Aerodynamics of bridge hangers in smooth and turbulent flow and implications on aeroelastic stability

The risk of large amplitude vibrations of bridge hangers due to galloping instabilities has posed a challenge to the engineering and research community. Galloping vibrations can lead to serviceability problems and reduce fatigue life. A number of aeroelastic models have been developed to predict the unstable behavior and to design counteracting measures, i.e. shape modifications and increase of structural damping. In particular, the majority of such models is based on the application of the quasi-steady theory to a 2-D model of the cable vibrating in 1 DoF, in-plane, out-of-plane and torsional. Three key issues are relevant to the sectional galloping stability assessment of dry bridge hangers: (i) the complex aerodynamics depending, on the flow conditions (smooth or turbulent), (ii) the deviation of the cable geometry with respect to that of a perfect circular cylinder, and (iii) the choice of a proper stability criterion. In this paper, aerodynamic force coefficients of a real HDPE plain cable cover were measured in the wind tunnel in smooth and turbulent conditions are presented.
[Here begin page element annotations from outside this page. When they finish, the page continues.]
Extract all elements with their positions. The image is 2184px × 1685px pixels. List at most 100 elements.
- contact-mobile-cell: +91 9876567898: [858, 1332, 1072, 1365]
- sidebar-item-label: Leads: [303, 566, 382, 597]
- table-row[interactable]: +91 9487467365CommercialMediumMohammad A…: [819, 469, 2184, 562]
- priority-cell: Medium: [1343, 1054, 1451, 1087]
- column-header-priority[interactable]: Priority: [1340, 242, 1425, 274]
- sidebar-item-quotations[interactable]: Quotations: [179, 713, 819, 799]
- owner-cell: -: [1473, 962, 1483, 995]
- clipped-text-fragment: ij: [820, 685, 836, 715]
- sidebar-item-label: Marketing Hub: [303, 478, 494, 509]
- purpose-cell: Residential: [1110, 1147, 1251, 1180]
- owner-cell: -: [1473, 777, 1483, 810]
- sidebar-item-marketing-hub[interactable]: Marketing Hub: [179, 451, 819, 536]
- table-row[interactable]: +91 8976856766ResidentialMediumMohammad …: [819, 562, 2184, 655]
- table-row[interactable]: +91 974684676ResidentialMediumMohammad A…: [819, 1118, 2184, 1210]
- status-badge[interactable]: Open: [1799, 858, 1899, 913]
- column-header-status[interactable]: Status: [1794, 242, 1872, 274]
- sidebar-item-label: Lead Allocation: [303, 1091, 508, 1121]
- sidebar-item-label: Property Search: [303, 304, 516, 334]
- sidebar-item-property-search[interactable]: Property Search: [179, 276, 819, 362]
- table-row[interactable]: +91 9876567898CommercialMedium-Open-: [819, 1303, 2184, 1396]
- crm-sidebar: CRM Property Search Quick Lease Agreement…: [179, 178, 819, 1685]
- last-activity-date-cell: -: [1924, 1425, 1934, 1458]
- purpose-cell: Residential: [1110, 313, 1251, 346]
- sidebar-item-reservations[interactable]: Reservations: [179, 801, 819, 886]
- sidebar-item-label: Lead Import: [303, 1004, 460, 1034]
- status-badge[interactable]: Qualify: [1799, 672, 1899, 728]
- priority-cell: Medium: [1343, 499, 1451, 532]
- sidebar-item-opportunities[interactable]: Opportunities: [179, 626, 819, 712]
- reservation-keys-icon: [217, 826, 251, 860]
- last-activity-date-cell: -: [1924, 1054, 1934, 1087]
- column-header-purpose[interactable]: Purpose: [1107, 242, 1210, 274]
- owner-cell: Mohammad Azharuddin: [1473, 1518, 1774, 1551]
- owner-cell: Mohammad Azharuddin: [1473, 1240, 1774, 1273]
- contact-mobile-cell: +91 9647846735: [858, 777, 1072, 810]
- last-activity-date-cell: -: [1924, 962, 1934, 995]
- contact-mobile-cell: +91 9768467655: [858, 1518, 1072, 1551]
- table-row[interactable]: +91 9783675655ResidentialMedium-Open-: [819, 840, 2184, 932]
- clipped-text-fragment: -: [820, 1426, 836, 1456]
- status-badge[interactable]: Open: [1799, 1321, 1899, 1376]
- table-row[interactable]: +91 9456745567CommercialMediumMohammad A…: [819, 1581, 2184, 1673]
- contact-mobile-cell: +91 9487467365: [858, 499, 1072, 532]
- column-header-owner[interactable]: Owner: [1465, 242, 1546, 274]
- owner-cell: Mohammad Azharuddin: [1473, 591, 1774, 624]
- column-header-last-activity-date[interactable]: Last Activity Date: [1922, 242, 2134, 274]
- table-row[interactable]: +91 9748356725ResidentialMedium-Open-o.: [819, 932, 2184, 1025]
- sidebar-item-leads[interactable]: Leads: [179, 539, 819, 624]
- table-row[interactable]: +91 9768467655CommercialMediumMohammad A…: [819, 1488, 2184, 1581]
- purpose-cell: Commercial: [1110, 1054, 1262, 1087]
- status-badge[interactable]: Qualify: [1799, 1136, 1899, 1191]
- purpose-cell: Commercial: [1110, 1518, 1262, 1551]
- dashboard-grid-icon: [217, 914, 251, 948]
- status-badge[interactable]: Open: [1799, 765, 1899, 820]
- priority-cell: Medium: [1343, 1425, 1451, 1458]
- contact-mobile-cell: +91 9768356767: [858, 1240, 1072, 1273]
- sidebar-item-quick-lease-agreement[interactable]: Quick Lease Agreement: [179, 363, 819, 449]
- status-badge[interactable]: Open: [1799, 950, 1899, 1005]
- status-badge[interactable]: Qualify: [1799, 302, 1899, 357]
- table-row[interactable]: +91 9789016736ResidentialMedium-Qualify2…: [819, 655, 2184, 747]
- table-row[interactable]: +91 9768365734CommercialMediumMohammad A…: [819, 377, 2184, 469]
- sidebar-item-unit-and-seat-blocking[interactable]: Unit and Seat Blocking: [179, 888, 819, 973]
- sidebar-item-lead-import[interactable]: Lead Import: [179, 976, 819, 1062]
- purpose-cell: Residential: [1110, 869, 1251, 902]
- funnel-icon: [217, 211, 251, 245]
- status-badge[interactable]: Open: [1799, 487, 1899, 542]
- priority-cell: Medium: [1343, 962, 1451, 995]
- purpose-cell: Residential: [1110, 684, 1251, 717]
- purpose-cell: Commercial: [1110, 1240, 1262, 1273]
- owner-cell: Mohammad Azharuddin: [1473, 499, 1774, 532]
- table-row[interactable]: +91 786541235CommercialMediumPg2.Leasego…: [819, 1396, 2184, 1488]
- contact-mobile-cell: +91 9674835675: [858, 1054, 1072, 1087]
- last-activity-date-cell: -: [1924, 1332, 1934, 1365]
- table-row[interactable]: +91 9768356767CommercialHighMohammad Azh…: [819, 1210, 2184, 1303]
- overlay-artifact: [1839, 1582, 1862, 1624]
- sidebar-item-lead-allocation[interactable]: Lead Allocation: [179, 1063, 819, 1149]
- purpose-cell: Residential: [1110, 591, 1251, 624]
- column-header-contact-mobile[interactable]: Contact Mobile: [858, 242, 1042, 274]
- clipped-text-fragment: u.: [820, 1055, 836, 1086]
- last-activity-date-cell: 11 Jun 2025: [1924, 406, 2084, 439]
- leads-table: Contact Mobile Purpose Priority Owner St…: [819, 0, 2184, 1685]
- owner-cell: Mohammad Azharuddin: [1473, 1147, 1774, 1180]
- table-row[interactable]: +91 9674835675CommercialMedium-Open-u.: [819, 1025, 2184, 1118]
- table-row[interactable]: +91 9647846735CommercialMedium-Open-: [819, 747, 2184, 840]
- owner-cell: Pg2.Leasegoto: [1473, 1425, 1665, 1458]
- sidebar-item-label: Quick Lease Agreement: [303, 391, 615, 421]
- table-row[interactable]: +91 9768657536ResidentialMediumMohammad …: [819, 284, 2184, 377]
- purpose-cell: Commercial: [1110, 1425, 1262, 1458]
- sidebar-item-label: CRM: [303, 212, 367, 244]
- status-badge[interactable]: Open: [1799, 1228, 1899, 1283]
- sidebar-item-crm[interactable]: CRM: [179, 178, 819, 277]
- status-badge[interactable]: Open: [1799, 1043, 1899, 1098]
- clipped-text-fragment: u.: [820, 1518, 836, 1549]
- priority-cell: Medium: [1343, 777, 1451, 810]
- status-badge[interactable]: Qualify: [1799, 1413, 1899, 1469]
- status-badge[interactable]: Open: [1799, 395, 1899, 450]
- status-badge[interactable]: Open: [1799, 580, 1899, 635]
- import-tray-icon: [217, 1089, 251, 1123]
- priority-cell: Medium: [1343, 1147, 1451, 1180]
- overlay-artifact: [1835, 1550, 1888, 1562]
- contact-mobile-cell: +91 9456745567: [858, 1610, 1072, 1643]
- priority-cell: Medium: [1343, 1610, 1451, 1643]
Cable irregularities (surface roughness, section distortion and axis curvature) are characterized and correlated to the measured aerodynamics. Then, the aerodynamic coefficients are used to investigate aerodynamic stability using different models from the literature. A comparison of the results has highlighted that the use of MDoF models is not justified, as 1-DoF models are sufficient to predict instability; furthermore, it was found that cable irregularities and flow conditions can have a strong influence on the prediction of aerodynamic stability.